What makes a trial outcome clinically relevant?
When no treatment exists for a blinding disease, any improvement compared to natural history may be clinically relevant. For example, while the role of photodynamic therapy in the widespread management of neovascular age-related macular degeneration was short lived, it did modify the natural trajectory of visual acuity decline, at least in some populations. Similarly, a first-in-class therapy that slows the progression of geographic atrophy, even slightly, will likely be highly clinically relevant.
When a validated therapy already exists, noninferiority trials can help define the clinical relevance of a new treatment beyond visual acuity; e.g., by decreasing treatment burden or offering an alternative, potentially surgical, approach to management.
Sometimes clinically relevant outcomes only become apparent with long-term follow-up. Despite monthly dosing, nearly 18 percent of patients in RIDE/RISE developed proliferative diabetic retinopathy within three years, a finding both clinically relevant and valuable in highlighting the shortcomings of pulsatile
anti-VEGF monotherapy.
Traditionally, Food and Drug Administration approval of a pharmaceutical for a new retinal indication hinged directly on vision.

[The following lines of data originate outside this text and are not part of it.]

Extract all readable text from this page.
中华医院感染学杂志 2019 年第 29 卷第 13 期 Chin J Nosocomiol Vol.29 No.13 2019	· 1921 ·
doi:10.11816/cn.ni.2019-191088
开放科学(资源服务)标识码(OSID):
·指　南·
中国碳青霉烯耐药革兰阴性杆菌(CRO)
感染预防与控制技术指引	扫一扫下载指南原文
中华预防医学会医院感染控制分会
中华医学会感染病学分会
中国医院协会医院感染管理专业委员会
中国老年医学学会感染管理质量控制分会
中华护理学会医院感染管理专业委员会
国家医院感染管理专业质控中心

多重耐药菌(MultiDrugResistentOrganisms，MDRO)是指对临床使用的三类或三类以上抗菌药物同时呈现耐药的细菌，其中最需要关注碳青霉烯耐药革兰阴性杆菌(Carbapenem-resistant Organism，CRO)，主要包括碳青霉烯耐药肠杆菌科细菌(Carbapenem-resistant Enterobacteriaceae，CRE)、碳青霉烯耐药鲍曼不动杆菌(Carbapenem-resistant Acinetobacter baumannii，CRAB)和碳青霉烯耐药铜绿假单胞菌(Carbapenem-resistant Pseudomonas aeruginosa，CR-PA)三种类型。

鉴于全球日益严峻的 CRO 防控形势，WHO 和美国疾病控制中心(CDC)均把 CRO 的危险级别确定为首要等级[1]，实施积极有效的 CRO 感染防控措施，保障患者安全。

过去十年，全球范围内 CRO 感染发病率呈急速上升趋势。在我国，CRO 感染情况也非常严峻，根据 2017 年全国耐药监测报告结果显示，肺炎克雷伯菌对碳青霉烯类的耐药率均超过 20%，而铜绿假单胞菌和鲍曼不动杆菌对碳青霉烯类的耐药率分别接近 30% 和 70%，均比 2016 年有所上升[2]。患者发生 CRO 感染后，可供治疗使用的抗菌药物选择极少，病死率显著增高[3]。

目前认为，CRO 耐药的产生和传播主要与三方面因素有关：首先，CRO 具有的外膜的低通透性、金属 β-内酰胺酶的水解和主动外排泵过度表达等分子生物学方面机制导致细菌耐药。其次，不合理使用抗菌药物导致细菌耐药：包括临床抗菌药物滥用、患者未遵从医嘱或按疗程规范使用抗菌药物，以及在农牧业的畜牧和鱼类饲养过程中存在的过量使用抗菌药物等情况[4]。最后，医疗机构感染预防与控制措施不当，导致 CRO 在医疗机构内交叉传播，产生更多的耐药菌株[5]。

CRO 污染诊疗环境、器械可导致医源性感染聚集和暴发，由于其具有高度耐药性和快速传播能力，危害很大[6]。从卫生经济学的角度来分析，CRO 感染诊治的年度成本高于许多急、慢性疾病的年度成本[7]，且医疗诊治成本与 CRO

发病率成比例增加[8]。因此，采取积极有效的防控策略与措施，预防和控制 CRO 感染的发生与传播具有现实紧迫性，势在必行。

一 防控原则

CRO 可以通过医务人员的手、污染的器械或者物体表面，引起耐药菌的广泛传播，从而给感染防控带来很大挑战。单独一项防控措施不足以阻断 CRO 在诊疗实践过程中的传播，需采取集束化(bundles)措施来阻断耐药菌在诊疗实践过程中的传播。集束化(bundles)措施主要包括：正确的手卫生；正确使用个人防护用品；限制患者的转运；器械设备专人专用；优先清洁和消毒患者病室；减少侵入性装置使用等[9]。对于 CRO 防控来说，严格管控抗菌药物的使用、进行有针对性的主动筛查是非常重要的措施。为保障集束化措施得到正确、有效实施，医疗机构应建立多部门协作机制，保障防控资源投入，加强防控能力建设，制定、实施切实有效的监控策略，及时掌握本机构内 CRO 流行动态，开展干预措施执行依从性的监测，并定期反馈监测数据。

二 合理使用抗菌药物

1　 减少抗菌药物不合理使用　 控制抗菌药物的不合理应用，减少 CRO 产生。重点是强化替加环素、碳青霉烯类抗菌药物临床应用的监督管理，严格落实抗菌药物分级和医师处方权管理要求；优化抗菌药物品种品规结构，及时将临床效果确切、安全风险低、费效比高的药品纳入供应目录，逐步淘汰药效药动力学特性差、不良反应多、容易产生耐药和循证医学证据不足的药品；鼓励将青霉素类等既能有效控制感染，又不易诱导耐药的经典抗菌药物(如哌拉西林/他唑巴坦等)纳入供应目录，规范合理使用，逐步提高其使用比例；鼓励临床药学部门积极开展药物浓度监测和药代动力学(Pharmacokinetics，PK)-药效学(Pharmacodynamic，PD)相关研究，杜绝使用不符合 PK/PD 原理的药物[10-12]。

More recently, the FDA has accepted anatomic biomarkers that have a valid correlation with vision to serve as the primary endpoint. Examples include optical coherence tomography-based vitreomacular traction, autofluorescence-based GA area and, most recently, fundus photography-based changes on the Diabetic Retinopathy Severity Scale. The association of improvements in DRSS scores with the clinically relevant outcomes of PDR and development of diabetic macular edema within PANORAMA are currently being debated.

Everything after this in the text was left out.